Referred to the House Judiciary Committee, H.R. 4150 would require BATF to compile and cause to be published in the Federal Register, on an annual basis, a list of the 50 firearms, by manufacturer and model name, most frequently used by criminals in the United States.

It would provide that a licensed firearm manufacturer or importer shall not transfer to any person a firearm of a make or model that is on the most recently issued list before test firing the firearm, preparing ballistics records of the fired bullet and cartridge casings from the test fire, and making the records available to BATF for entry in a computerized database.

Early in 1999, U.S. Sen. Craig Thomas of Wyoming requested the General Accounting Office (GAO) to conduct an audit to examine whether the National Instant Check System (NICS) is designed efficiently and managed effectively by the FBI. The completed study indicates there are a number of significant problems with NICS, preventing it from operating as Congress intended.

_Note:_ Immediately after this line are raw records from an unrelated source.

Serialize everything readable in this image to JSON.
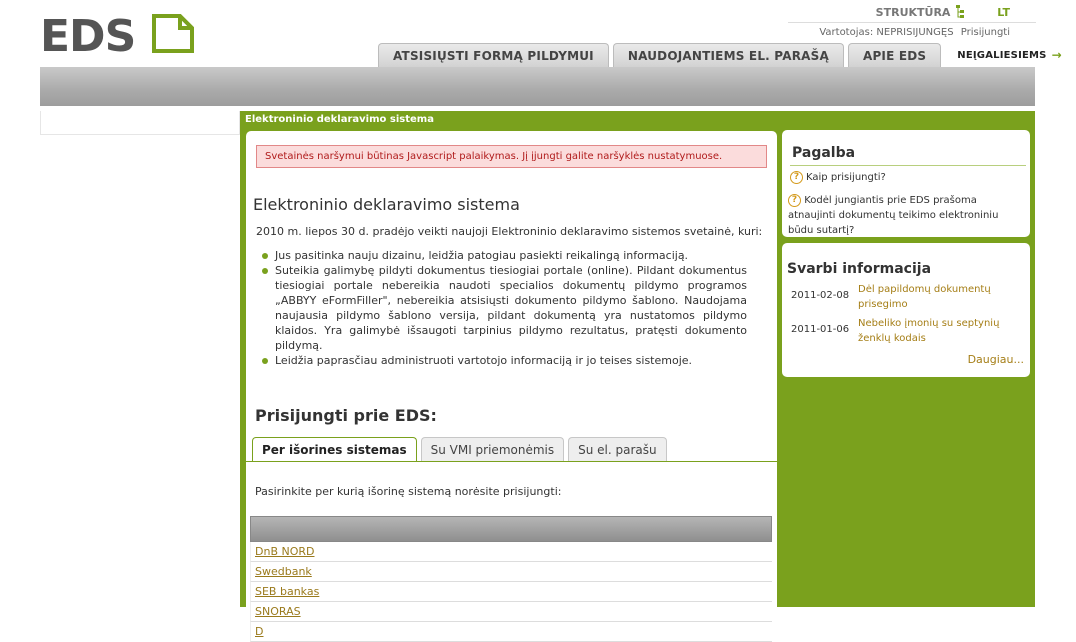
{
  "header": {
    "logo_text": "EDS",
    "structure_label": "STRUKTŪRA",
    "language": "LT",
    "user_label": "Vartotojas: NEPRISIJUNGĘS",
    "login_link": "Prisijungti",
    "tabs": [
      {
        "label": "ATSISIŲSTI FORMĄ PILDYMUI"
      },
      {
        "label": "NAUDOJANTIEMS EL. PARAŠĄ"
      },
      {
        "label": "APIE EDS"
      },
      {
        "label": "NEĮGALIESIEMS"
      }
    ]
  },
  "page": {
    "section_title": "Elektroninio deklaravimo sistema",
    "alert": "Svetainės naršymui būtinas Javascript palaikymas. Jį įjungti galite naršyklės nustatymuose.",
    "heading": "Elektroninio deklaravimo sistema",
    "intro": "2010 m. liepos 30 d. pradėjo veikti naujoji Elektroninio deklaravimo sistemos svetainė, kuri:",
    "bullets": [
      "Jus pasitinka nauju dizainu, leidžia patogiau pasiekti reikalingą informaciją.",
      "Suteikia galimybę pildyti dokumentus tiesiogiai portale (online). Pildant dokumentus tiesiogiai portale nebereikia naudoti specialios dokumentų pildymo programos „ABBYY eFormFiller\", nebereikia atsisiųsti dokumento pildymo šablono. Naudojama naujausia pildymo šablono versija, pildant dokumentą yra nustatomos pildymo klaidos. Yra galimybė išsaugoti tarpinius pildymo rezultatus, pratęsti dokumento pildymą.",
      "Leidžia paprasčiau administruoti vartotojo informaciją ir jo teises sistemoje."
    ],
    "login_heading": "Prisijungti prie EDS:",
    "login_tabs": [
      {
        "label": "Per išorines sistemas"
      },
      {
        "label": "Su VMI priemonėmis"
      },
      {
        "label": "Su el. parašu"
      }
    ],
    "choose_text": "Pasirinkite per kurią išorinę sistemą norėsite prisijungti:",
    "banks": [
      "DnB NORD",
      "Swedbank",
      "SEB bankas",
      "SNORAS",
      "D"
    ]
  },
  "help": {
    "title": "Pagalba",
    "items": [
      "Kaip prisijungti?",
      "Kodėl jungiantis prie EDS prašoma atnaujinti dokumentų teikimo elektroniniu būdu sutartį?"
    ]
  },
  "info": {
    "title": "Svarbi informacija",
    "items": [
      {
        "date": "2011-02-08",
        "text": "Dėl papildomų dokumentų prisegimo"
      },
      {
        "date": "2011-01-06",
        "text": "Nebeliko įmonių su septynių ženklų kodais"
      }
    ],
    "more": "Daugiau..."
  },
  "colors": {
    "accent": "#7aa11d",
    "link": "#a57e16",
    "alert_bg": "#fbdcdc",
    "alert_text": "#b01b1b"
  }
}
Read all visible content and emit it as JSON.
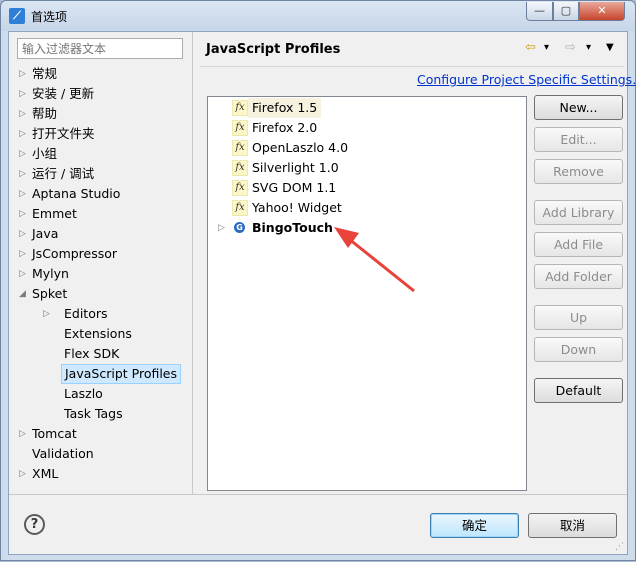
{
  "window": {
    "title": "首选项",
    "min": "—",
    "max": "▢",
    "close": "✕"
  },
  "filter": {
    "placeholder": "输入过滤器文本"
  },
  "tree": [
    {
      "label": "常规",
      "expander": "▷",
      "selected": false
    },
    {
      "label": "安装 / 更新",
      "expander": "▷",
      "selected": false
    },
    {
      "label": "帮助",
      "expander": "▷",
      "selected": false
    },
    {
      "label": "打开文件夹",
      "expander": "▷",
      "selected": false
    },
    {
      "label": "小组",
      "expander": "▷",
      "selected": false
    },
    {
      "label": "运行 / 调试",
      "expander": "▷",
      "selected": false
    },
    {
      "label": "Aptana Studio",
      "expander": "▷",
      "selected": false
    },
    {
      "label": "Emmet",
      "expander": "▷",
      "selected": false
    },
    {
      "label": "Java",
      "expander": "▷",
      "selected": false
    },
    {
      "label": "JsCompressor",
      "expander": "▷",
      "selected": false
    },
    {
      "label": "Mylyn",
      "expander": "▷",
      "selected": false
    },
    {
      "label": "Spket",
      "expander": "◢",
      "selected": false
    },
    {
      "label": "Editors",
      "expander": "▷",
      "selected": false
    },
    {
      "label": "Extensions",
      "expander": "",
      "selected": false
    },
    {
      "label": "Flex SDK",
      "expander": "",
      "selected": false
    },
    {
      "label": "JavaScript Profiles",
      "expander": "",
      "selected": true
    },
    {
      "label": "Laszlo",
      "expander": "",
      "selected": false
    },
    {
      "label": "Task Tags",
      "expander": "",
      "selected": false
    },
    {
      "label": "Tomcat",
      "expander": "▷",
      "selected": false
    },
    {
      "label": "Validation",
      "expander": "",
      "selected": false
    },
    {
      "label": "XML",
      "expander": "▷",
      "selected": false
    }
  ],
  "page": {
    "title": "JavaScript Profiles",
    "nav": {
      "back": "⇦",
      "back_menu": "▾",
      "forward": "⇨",
      "forward_menu": "▾",
      "view_menu": "▼"
    },
    "configure_link": "Configure Project Specific Settings..."
  },
  "profiles": [
    {
      "name": "Firefox 1.5",
      "icon": "fx",
      "highlight": true,
      "bold": false
    },
    {
      "name": "Firefox 2.0",
      "icon": "fx",
      "highlight": false,
      "bold": false
    },
    {
      "name": "OpenLaszlo 4.0",
      "icon": "fx",
      "highlight": false,
      "bold": false
    },
    {
      "name": "Silverlight 1.0",
      "icon": "fx",
      "highlight": false,
      "bold": false
    },
    {
      "name": "SVG DOM 1.1",
      "icon": "fx",
      "highlight": false,
      "bold": false
    },
    {
      "name": "Yahoo! Widget",
      "icon": "fx",
      "highlight": false,
      "bold": false
    },
    {
      "name": "BingoTouch",
      "icon": "namespace",
      "highlight": false,
      "bold": true,
      "expander": "▷"
    }
  ],
  "buttons": [
    {
      "label": "New...",
      "enabled": true
    },
    {
      "label": "Edit...",
      "enabled": false
    },
    {
      "label": "Remove",
      "enabled": false
    },
    {
      "label": "Add Library",
      "enabled": false
    },
    {
      "label": "Add File",
      "enabled": false
    },
    {
      "label": "Add Folder",
      "enabled": false
    },
    {
      "label": "Up",
      "enabled": false
    },
    {
      "label": "Down",
      "enabled": false
    },
    {
      "label": "Default",
      "enabled": true
    }
  ],
  "footer": {
    "help": "?",
    "ok": "确定",
    "cancel": "取消"
  },
  "colors": {
    "annotation_arrow": "#e8423a",
    "link": "#0033cc",
    "selection": "#cde8ff"
  },
  "icons": {
    "fx_glyph": "fx",
    "namespace_glyph": "G"
  }
}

Among them are that 1.2 million, or 28 percent, of all federal firearm checks were not instant; 1,505 individuals were denied the opportunity to purchase firearms as a result of FBI examiner error or misidentification; as of December 31, 1999, BATF reported that 3,353 prohibited individuals had obtained firearms, but only had active criminal investigations on 110, or only 3.3 percent of these individuals; NICS failed to meet its operating accountability standards two-thirds of the time between November 30, 1998 and November 30, 1999; and, although NICS has been operational for 15 months, it has yet to be authorized as secure in accordance with the FBI’s own routine requirements for computer security.

Sen. Thomas cautioned that “the new NICS report should weigh heavily in the President’s current push for additional laws to affect gun purchases and address violence.” He stated further “if during our oversight of current gun control laws it’s found that criminals still get guns and a high number of legal gun purchases are denied, you have to question the effectiveness of additional layers of gun regulation. We have got to get serious about targeting and prosecuting the criminals and addressing the drug trade that often precipitates violence.”